Bear joined Picower in 2003. His research here showed that FMRP acted as a brake on LTD by regulating protein synthesis. In 2007 his lab showed they could ameliorate Fragile X in mice by inhibiting the receptor that stimulates protein synthesis and triggers LTD, called a metabotropic glutamate receptor. Bear subsequently formed a company to test the strategy in clinical trials.
All along, Bear lab’s retained its interest in vision. In 2016, years of research on visual plasticity resulted in a radical idea for treating amblyopia, a common form of monocular vision loss in children. In animals they found that temporarily disabling both eyes with a blowfish toxin essentially “reboots” plasticity in both eyes, allowing the eye with lost vision to rebuild sight, another potential therapy born from underlying theory.
Discovery and diversity
Neural development helped to launch Picower Professor Li-Huei Tsai’s career in brain science, though she didn’t necessarily expect that. As a cancer researcher at Harvard in the early ‘90s Tsai identified a particular enzyme, Cdk5, that turned out to only be active in the nervous system.
Tsai’s studies of Cdk5 revealed that it was crucial for neural development, in particular the migration of newly born neurons to the cortex. Without Cdk5, the brain wouldn’t form its characteristic lamination, leading to abnormal neural circuit formation and epileptic activity.

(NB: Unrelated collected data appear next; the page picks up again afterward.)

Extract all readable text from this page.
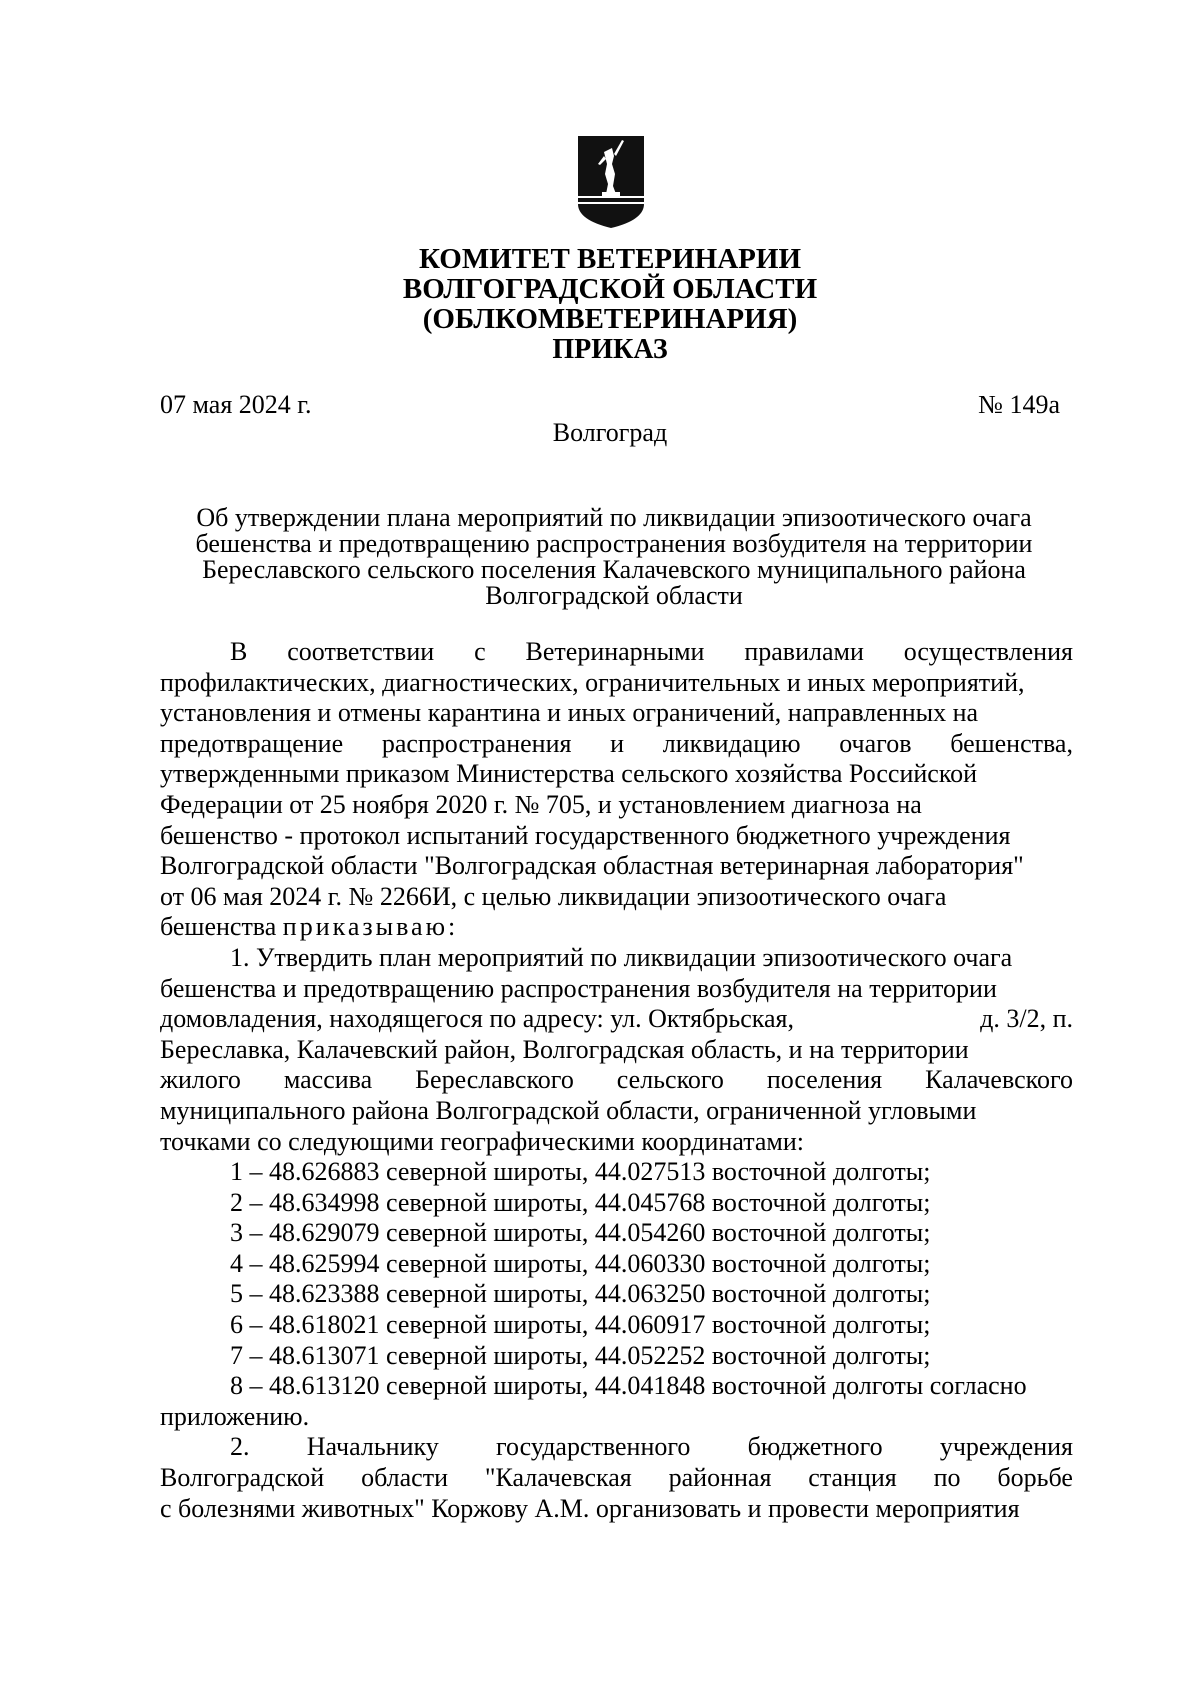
КОМИТЕТ ВЕТЕРИНАРИИ
ВОЛГОГРАДСКОЙ ОБЛАСТИ
(ОБЛКОМВЕТЕРИНАРИЯ)
ПРИКАЗ
07 мая 2024 г.	№ 149а
Волгоград
Об утверждении плана мероприятий по ликвидации эпизоотического очага
бешенства и предотвращению распространения возбудителя на территории
Береславского сельского поселения Калачевского муниципального района
Волгоградской области
В соответствии с Ветеринарными правилами осуществления
профилактических, диагностических, ограничительных и иных мероприятий,
установления и отмены карантина и иных ограничений, направленных на
предотвращение распространения и ликвидацию очагов бешенства,
утвержденными приказом Министерства сельского хозяйства Российской
Федерации от 25 ноября 2020 г. № 705, и установлением диагноза на
бешенство - протокол испытаний государственного бюджетного учреждения
Волгоградской области "Волгоградская областная ветеринарная лаборатория"
от 06 мая 2024 г. № 2266И, с целью ликвидации эпизоотического очага
бешенства приказываю:
1. Утвердить план мероприятий по ликвидации эпизоотического очага
бешенства и предотвращению распространения возбудителя на территории
домовладения, находящегося по адресу: ул. Октябрьская,	д. 3/2, п.
Береславка, Калачевский район, Волгоградская область, и на территории
жилого массива Береславского сельского поселения Калачевского
муниципального района Волгоградской области, ограниченной угловыми
точками со следующими географическими координатами:
1 – 48.626883 северной широты, 44.027513 восточной долготы;
2 – 48.634998 северной широты, 44.045768 восточной долготы;
3 – 48.629079 северной широты, 44.054260 восточной долготы;
4 – 48.625994 северной широты, 44.060330 восточной долготы;
5 – 48.623388 северной широты, 44.063250 восточной долготы;
6 – 48.618021 северной широты, 44.060917 восточной долготы;
7 – 48.613071 северной широты, 44.052252 восточной долготы;
8 – 48.613120 северной широты, 44.041848 восточной долготы согласно
приложению.
2. Начальнику государственного бюджетного учреждения
Волгоградской области "Калачевская районная станция по борьбе
с болезнями животных" Коржову А.М. организовать и провести мероприятия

In later work, Tsai discovered that when a protein called p35 that regulates Cdk5 breaks down into p25, the ensuing overactivity of Cdk5 leads to neurodegeneration in the adult brain, a crucial insight into Alzheimer’s disease. Her lab invented a powerful model of Alzheimer’s, the p25 mouse, to inform research.
Tsai, who arrived at MIT in 2006, still studies development in diverse ways. In one program, her lab is investigating Down syndrome by using induced stem cells from patients to grow new “minibrain” organoids. In the lab, her team can watch how the model brains develop differently from ones without the chromosomal abnormality.
Tsai’s lab also houses the work of Picower Clinical Research Fellow Dr. Ravi Raju, who spoke at the Institute's May 9 symposium on early life stress. He is asking how modeling poverty-like early life stress in mice may cause gene expression to differ. He has found that mice who make specific “epigenetic” changes are better able to resist anxiety than mice who don’t.
Development is a process, and often one never knows exactly how it will turn out. The same could be said for studies of brain development.